Se supo durante el juicio que, en mayo de 2014, hubo un reporte al Departamento de Servicios Sociales. En ese escrito Karen Leonhardt, del Saxe Gotha Elementary School donde asistía Nahtahn, dijo que el pequeño tenía moretones en el cuello y en los brazos. Leonhardt los había fotografiado y reportado temiendo abuso infantil.

También conmovió a los presentes enterarse que a la graduación del jardín de infantes de Nahtahn no había asistido ninguno de sus padres. El abandono afectivo había sido total.
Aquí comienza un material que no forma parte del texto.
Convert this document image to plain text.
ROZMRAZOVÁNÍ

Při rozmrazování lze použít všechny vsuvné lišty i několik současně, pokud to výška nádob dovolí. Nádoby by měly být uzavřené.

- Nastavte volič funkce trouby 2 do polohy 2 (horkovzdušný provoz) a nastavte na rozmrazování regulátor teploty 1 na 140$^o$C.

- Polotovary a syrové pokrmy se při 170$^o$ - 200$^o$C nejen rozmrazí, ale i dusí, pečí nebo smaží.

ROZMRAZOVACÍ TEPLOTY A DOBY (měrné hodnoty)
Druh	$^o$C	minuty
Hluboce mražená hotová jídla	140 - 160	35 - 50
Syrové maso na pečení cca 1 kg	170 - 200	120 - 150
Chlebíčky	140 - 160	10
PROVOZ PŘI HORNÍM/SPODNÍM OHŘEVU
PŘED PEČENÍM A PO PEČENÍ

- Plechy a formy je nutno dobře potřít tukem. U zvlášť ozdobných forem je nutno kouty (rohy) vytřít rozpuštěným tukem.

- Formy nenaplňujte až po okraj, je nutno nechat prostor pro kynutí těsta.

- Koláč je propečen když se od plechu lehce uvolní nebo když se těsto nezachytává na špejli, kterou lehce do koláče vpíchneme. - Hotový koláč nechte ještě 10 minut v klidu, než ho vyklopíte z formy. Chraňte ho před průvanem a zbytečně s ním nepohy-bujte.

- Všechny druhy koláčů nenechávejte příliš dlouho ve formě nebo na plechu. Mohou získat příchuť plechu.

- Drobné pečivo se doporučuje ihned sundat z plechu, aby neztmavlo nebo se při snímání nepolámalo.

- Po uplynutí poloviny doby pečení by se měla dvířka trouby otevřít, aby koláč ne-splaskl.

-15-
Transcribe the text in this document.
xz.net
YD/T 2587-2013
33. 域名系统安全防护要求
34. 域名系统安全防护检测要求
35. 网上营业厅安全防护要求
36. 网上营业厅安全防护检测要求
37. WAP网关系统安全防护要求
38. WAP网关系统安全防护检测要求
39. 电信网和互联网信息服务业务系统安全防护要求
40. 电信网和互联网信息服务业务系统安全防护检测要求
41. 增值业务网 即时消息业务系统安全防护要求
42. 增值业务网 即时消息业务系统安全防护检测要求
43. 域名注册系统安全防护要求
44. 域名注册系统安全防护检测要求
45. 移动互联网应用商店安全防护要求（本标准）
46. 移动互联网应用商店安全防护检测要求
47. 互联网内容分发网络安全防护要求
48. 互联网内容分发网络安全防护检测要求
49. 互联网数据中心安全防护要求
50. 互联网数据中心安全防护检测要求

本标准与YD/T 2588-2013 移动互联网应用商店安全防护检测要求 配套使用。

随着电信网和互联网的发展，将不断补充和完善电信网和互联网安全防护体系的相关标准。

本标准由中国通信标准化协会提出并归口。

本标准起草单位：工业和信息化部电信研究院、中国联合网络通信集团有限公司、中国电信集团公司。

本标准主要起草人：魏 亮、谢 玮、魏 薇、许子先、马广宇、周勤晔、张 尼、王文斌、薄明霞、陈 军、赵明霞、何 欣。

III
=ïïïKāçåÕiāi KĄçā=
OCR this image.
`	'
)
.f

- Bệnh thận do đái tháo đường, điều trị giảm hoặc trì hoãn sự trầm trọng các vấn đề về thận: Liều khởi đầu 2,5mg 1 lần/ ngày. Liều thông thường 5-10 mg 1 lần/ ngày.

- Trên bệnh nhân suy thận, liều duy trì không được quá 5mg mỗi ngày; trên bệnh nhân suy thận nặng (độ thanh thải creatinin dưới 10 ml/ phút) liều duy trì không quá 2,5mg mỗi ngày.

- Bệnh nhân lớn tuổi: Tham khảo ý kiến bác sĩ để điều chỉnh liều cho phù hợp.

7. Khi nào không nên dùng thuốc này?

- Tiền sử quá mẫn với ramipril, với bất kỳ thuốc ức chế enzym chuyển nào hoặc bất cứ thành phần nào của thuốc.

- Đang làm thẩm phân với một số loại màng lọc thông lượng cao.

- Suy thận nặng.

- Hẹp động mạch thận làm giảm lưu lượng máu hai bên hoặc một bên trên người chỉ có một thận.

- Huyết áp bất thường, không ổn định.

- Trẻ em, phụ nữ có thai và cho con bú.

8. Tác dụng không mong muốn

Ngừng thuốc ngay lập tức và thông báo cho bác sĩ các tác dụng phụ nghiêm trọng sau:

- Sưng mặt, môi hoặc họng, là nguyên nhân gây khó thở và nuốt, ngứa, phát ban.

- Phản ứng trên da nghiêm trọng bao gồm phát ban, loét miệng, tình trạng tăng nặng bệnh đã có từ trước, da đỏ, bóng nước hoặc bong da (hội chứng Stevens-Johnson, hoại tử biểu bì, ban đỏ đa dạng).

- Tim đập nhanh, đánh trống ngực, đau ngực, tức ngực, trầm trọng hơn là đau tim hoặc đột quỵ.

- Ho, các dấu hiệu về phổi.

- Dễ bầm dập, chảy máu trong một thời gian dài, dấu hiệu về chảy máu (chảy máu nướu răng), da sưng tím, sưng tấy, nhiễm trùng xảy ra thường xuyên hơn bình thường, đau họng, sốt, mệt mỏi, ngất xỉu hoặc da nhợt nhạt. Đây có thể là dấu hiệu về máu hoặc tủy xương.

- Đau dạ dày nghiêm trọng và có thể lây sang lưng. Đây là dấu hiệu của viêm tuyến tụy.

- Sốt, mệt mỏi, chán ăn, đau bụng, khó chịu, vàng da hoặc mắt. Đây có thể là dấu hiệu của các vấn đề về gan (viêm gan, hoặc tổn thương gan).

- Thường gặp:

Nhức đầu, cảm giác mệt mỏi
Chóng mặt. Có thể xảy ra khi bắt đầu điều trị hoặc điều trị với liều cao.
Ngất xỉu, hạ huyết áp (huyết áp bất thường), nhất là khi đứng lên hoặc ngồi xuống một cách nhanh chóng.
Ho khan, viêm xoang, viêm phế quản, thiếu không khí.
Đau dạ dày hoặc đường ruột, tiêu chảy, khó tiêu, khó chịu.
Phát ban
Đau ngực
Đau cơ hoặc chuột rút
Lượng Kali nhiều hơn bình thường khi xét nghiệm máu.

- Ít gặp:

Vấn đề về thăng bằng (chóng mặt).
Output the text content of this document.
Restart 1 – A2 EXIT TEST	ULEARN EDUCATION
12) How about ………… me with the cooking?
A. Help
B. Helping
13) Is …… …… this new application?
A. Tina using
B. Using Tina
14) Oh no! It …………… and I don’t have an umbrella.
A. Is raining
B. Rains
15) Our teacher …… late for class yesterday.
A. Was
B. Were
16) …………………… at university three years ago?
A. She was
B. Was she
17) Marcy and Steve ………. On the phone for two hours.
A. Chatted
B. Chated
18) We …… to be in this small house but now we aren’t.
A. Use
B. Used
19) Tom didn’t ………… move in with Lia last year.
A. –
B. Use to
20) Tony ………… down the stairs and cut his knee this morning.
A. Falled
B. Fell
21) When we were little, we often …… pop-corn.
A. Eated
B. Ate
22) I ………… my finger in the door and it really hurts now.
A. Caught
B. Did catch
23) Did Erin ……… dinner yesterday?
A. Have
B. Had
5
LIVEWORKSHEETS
La agencia estatal investigó a la familia 3 veces antes de que Timothy Jones los asesinara. El olfato no les funcionó en lo más mínimo.

Contrariamente a lo que se podría pensar Amber se opuso a la pena de muerte para su ex marido. Dijo que no deseaba ese dolor extra para la familia de él: “Personalmente le desgarraría la cara. Podría hacerlo (…) Pero no deseo eso para el resto de los Jones. No quiero que sientan lo que yo sentí al perder a mis hijos”.

También le contó al jurado los abusos que sufrió por parte de su ex marido frente a los pequeños: escupitajos, golpes en la cabeza y amenazas en las que prometía que la iba a cortar en pedacitos. Aun así reconoció que “mis hijos amaban a su padre”.

Por su parte, la madre y el padre de Timothy, se sumaron a lo que ella dijo y pidieron que no fuera condenado a muerte. La defensa del acusado argumentó que Timothy era la manzana podrida dentro de un cajón lleno de fruta en mal estado: en su familia había alcoholismo, abusos, incesto, intentos de suicidio, drogas. Todo ello sumado al estrés de un divorcio y a las demandas de 5 hijos.

Pero la acusación detalló que los planes de Timothy Jones para deshacerse de los cuerpos de sus bellos hijos incluían despedazar los cuerpos, sumergirlos en ácido para disolverlos o quemarlos. Esto se supo por las búsquedas que había hecho el acusado en google con su celular esa semana que había estado manejando a la deriva. Una de las cosas que googleó lo pinta de cuerpo entero: “cinco países sin tratados de extradición”. Estaba claro que estaba más preocupado por evitar la cárcel que arrepentido por sus horrendos crímenes.

El jurado no le creyó a Jones y sus abogados. El estrés forma parte de la paternidad y un divorcio no es motivo para tanta horror. Tampoco le creyeron que lo de Nahtahn hubiera sido un accidente o que su mente hubiera enloquecido. Para el jurado, el padre sabía exactamente qué estaba haciendo cada vez que usó brtulamente sus manos para matar, uno a uno, a sus hijos.

El jurado deliberó dos horas y lo sentenció a la pena capital, en forma unánime, el 13 de junio de 2019.

Timothy Jones, de 37 años, integra desde entonces, la fila de la muerte. Vive en una pequeña celda individual, en el correccional de Kirkland, y lleva puesto un mameluco verde que lo identifica como uno de los sentenciados a muerte. Comparte su vida con otros 38 reclusos que tienen igual condena.

Las manos de un padre deberían ser un refugio seguro e incondicional para cualquier hijo. Las de Timothy Jones fueron todo lo contrario. La compleja naturaleza humana, cada tanto, nos da un cachetazo inquietante y nos deja parados frente a una tragedia para la que no tenemos respuestas.